そんな訳で。此処、地球にも実に多くの異星人が訪れています。
私のように故あって潜伏している者もいれば、旅行で来ている者、買い物に来ている者……。様々な理由で、様々な知的生命体が、地球に降り立っています。

それこそ二十四時間三百六十五日。この青い星には、ひっきりなしに異星人が詰めかけているといっても過言ではありません。


ですが、我々は決してその正体を地球人に曝すことはなく、地球人に擬態し、地球人として過ごしています。

私が、地球人・星守真生としてコンビニで働いているように。地球に訪れる者は皆、その姿と素性を隠さなければならないのです。


――地球人に、異星人として接触するべからず。


これは我々異星人の干渉により、地球の環境を破壊してしまわないよう、大宇宙連合が定めた地球保護法の一文であり、宇宙共通の常識でもあります。

地球人の感覚で例えるのなら、野生動物の巣に踏み込んで、パニックを起こさせないようにしよう……というようなものでしょうか。


そう、我々から見た地球人というのは、動物のようなものなのです。

未だ異星人の存在も知らず、地球という星でひっそり暮らしている貴方がた地球人は、大多数の知的生命体から見て、とても愛らしい存在で。
貴方がたが犬や猫を見て癒しを覚えるように、異星人達は地球人を愛でていて、地球の様子をひた流す番組などもあるくらいです。


ここまで言えばお分かりになるでしょう。

何故多くの異星人が訪れているのに、地球人は未だその存在を認知出来ていないのか。
それは、我々が気付かれないよう、こっそり地球人に成り済まして、貴方がたに接しているから。
もとい、宇宙に住まう知的生命体達がみな口を揃えて「地球人が私達を見て怯えたらカワイソウ」と思っているからなのです。


「ありがとうございました」


希望の菓子を買ってもらって嬉しそうにしている彼女が、実は体長六メートルを越えていて、百を上回る触手と目玉を持っているなどと知ったら、腕を組まれてデレデレしている彼氏さんは、泡を吹いて卒倒するでしょう。
知らぬが仏という言葉が地球にはありますが、まさにそれです。

我々の内、一人でもその姿を曝せば、地球は瞬く間にパニックに陥ってしまうでしょう。
宇宙からの侵略者、敵いそうにもない化け物が来たと、人々は我々に怯え、地球の平穏は乱れてしまうでしょう。
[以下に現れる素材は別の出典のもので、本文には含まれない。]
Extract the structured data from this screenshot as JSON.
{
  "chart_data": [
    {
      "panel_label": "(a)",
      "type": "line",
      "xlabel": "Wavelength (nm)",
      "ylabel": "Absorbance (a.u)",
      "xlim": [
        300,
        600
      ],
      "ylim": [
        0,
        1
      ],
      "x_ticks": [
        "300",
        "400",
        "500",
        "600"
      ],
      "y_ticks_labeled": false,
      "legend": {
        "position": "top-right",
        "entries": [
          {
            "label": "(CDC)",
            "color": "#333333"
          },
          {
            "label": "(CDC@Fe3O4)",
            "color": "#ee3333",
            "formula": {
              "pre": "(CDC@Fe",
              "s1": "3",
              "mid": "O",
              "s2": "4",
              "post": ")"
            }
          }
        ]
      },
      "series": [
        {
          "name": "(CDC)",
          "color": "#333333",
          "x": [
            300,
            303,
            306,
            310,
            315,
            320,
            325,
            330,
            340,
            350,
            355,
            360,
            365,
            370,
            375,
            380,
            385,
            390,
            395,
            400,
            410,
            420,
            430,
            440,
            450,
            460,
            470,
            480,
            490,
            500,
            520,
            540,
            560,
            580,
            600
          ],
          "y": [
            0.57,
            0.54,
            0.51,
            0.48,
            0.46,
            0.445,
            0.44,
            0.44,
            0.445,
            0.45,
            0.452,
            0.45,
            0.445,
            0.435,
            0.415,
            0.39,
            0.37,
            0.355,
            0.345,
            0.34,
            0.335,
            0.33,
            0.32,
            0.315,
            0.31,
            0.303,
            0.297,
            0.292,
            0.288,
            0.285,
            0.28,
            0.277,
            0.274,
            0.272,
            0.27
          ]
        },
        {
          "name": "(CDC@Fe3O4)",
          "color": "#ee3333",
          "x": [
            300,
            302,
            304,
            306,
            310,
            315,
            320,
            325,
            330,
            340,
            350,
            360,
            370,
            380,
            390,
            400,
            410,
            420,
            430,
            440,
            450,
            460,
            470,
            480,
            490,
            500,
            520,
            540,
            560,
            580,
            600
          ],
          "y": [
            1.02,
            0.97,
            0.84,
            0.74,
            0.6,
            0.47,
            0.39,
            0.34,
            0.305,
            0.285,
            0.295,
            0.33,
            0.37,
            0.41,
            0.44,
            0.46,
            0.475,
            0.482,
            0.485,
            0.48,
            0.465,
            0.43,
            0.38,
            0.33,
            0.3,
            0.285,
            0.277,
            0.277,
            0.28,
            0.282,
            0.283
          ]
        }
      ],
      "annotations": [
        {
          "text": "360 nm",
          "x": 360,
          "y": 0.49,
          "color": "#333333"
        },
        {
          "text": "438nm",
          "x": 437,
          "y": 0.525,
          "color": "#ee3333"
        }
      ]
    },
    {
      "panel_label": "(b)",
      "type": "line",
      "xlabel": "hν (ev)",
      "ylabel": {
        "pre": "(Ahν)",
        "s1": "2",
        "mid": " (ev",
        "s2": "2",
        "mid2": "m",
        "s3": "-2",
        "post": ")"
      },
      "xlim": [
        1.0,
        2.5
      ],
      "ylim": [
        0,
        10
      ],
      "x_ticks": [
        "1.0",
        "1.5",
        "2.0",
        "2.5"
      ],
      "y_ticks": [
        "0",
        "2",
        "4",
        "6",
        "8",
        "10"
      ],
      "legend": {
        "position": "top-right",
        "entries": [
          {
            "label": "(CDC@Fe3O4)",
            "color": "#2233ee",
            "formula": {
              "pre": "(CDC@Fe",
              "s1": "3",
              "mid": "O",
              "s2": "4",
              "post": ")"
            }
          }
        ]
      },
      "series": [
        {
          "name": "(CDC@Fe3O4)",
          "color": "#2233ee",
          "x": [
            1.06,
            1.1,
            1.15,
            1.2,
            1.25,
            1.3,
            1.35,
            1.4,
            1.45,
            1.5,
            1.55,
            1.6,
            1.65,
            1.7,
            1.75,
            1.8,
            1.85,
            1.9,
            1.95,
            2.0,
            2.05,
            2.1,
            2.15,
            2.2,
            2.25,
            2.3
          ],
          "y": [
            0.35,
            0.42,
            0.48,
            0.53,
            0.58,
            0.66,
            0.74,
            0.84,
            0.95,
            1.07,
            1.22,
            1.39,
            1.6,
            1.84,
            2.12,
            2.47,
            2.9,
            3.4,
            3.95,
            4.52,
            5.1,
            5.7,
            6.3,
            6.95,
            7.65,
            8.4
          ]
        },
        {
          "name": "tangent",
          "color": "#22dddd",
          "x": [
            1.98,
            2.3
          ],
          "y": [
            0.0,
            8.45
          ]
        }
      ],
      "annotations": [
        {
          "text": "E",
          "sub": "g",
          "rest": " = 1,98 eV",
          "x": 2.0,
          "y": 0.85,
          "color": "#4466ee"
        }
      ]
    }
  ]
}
そうなってしまわぬよう、我々は地球人に、決してその正体を知らせてはならないし、悟られることすらあってはならないのです。

よって僕も、本来の姿と力を隠し、地球人として暮らし、地球人らしく振る舞って過ごしています。


「いやー、星守くんはホント、レジ打ち早いねー。たまにレジが星守くんのスピードについていけなくなってるし!」

「……お客様をお待たせしてしまわぬようにと急いで打ってるのですが……レジはゆっくりしたいみたいですね」

「アハハハハ! レジは年中無休フルシフトだから仕方ないねー!」

「……ハハハ」


地球人らしく振る舞うことに徹し、早半年。
時たまミスをしでかすことがありながらも、どうにか疑われることなく、フリーター・星守真生としての日々を送ってきた僕ですが――最近、ある問題を抱えています。


「いらっしゃいませーっす!」

「いや、だから。何回も言ってるけど『いらっしゃいませ』な? 『いらっしゃいませっす』じゃないからな? OK?」

「はい先輩! 分かったっす!」

「いや、ホントに分かってんのかお前。分かってんなら『〜っす』使うのやめて『〜です』とかに……」

「あっ、いらっしゃいませーっす!」

「やっぱり分かってねぇじゃねぇか!!!!」


今現在、隣のレジでお叱りを受けているというのに、何故か照れ笑いしている女子高生。

彼女に――僕の正体がバレかけているかもしれないのです。